In 1966, he had Watts and Berkeley to run against in California, but he did it in a remarkably understand way. He got every single white vote there was to be had from the seariang racial tensions that surrounded the Watts riot, before and after. He also got all the benefit of the social unrest about what was happening on the campuses, particularly at Berkeley. I can't remember his ever asking for them in any explicit, demanding way, however. Oh, he was firm and parental as well as jocular, but he was always quite nice about it. If you've seen him shake his head, sometimes smiling, sometimes sad, about the the incredibly imbecilic mistakes of big government off there in Washington, you've had the message. It is more in sorrow than in anger that he tells us about it, but it is quite understandable, even respectable, for the voter to be in a rage. Reagan sometimes gets a little indignant, as in the debate fiasco with George Bush in New Hampshire. But who wouldn't when he is being denied what he has paid for?
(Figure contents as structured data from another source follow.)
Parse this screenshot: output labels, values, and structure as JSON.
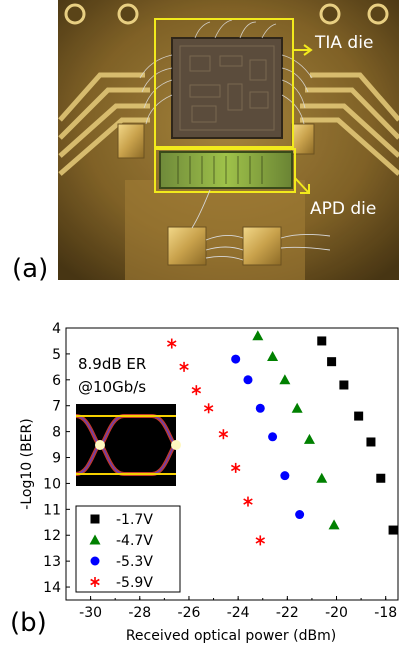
{
  "figure": {
    "panel_a_label": "(a)",
    "panel_b_label": "(b)"
  },
  "photo": {
    "tia_label": "TIA die",
    "apd_label": "APD die",
    "box_color": "#f2ea1c"
  },
  "inset": {
    "line1": "8.9dB ER",
    "line2": "@10Gb/s"
  },
  "chart_data": {
    "type": "scatter",
    "xlabel": "Received optical power (dBm)",
    "ylabel": "-Log10 (BER)",
    "xlim": [
      -31,
      -17.5
    ],
    "ylim": [
      14.5,
      4
    ],
    "y_inverted": true,
    "x_ticks": [
      -30,
      -28,
      -26,
      -24,
      -22,
      -20,
      -18
    ],
    "y_ticks": [
      4,
      5,
      6,
      7,
      8,
      9,
      10,
      11,
      12,
      13,
      14
    ],
    "legend_position": "bottom-left",
    "series": [
      {
        "name": "-1.7V",
        "marker": "square",
        "color": "#000000",
        "x": [
          -20.6,
          -20.2,
          -19.7,
          -19.1,
          -18.6,
          -18.2,
          -17.7
        ],
        "y": [
          4.5,
          5.3,
          6.2,
          7.4,
          8.4,
          9.8,
          11.8
        ]
      },
      {
        "name": "-4.7V",
        "marker": "triangle",
        "color": "#008000",
        "x": [
          -23.2,
          -22.6,
          -22.1,
          -21.6,
          -21.1,
          -20.6,
          -20.1
        ],
        "y": [
          4.3,
          5.1,
          6.0,
          7.1,
          8.3,
          9.8,
          11.6
        ]
      },
      {
        "name": "-5.3V",
        "marker": "circle",
        "color": "#0000ff",
        "x": [
          -24.1,
          -23.6,
          -23.1,
          -22.6,
          -22.1,
          -21.5
        ],
        "y": [
          5.2,
          6.0,
          7.1,
          8.2,
          9.7,
          11.2
        ]
      },
      {
        "name": "-5.9V",
        "marker": "star",
        "color": "#ff0000",
        "x": [
          -26.7,
          -26.2,
          -25.7,
          -25.2,
          -24.6,
          -24.1,
          -23.6,
          -23.1
        ],
        "y": [
          4.6,
          5.5,
          6.4,
          7.1,
          8.1,
          9.4,
          10.7,
          12.2
        ]
      }
    ]
  }
}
But what about those wrong figures, those odd, usually irreconcilable statistics? Won't he get clobbered in a national campaign? Well, The Los Angeles Times did a very nice piece on Reagan's use and abuse of figures in the primaries in describing how idyllic life was in California when he presided in Sacramento or from the ranch. I don't know on what page the original Los Angeles story ran, but the reprint was well in the back of The Boston Globe, and I haven't heard anything much about that sort of thing on the network news. The reality is that Reagan is about to suffer as much from quoting The Reader's Digest as the Digest has from publishing the stuff in the first place. The Digest makes a lot of money, and Reagan gets a lot of votes. Ronald Reagan's strength is that he is the Reader's Digest of American politics. In both cases, their statistics and illustrations have a folklore character. They are, if I may use a non-word, factitious. The figures aren't very good, they often don't prove anything and sometimes they are barely tangential to the issue at hand. But they sound great, and they seem to strengthen the message by making it seem more real, even more concrete. Further, like dates and nuts in otherwise not very edible bread, they make it go down better.
What Reagan did against a weakened foe in a restless, disillusioned time in California 14 years ago, I fear he can do nationally this year. He either knows instinctively or has learned that you can get away with being a thundering conservative if you don't thunder. He knows that he can even be reassuring to people whose interest or interests he may be threatening implicitly if he doesn't sound threatening or explain the consequences of his proposed actions in explicit detail. And he knows that he doesn't need to be fiery about what the voters don't like, only to remind them of what makes them fiery -- and to associate those disturbing ideas and attitudes and events with his opponents. No, for the Democrats this year, there will be no such luck as another Goldwater campaign -- if Reagan can keep his troops in line, as he did in quelling the efforts to unseat Bill Brock as the Republican Party chairman.
The evidence both of the present and of 14 years ago is that Reagan isn't going to make it easy for us as Democrats.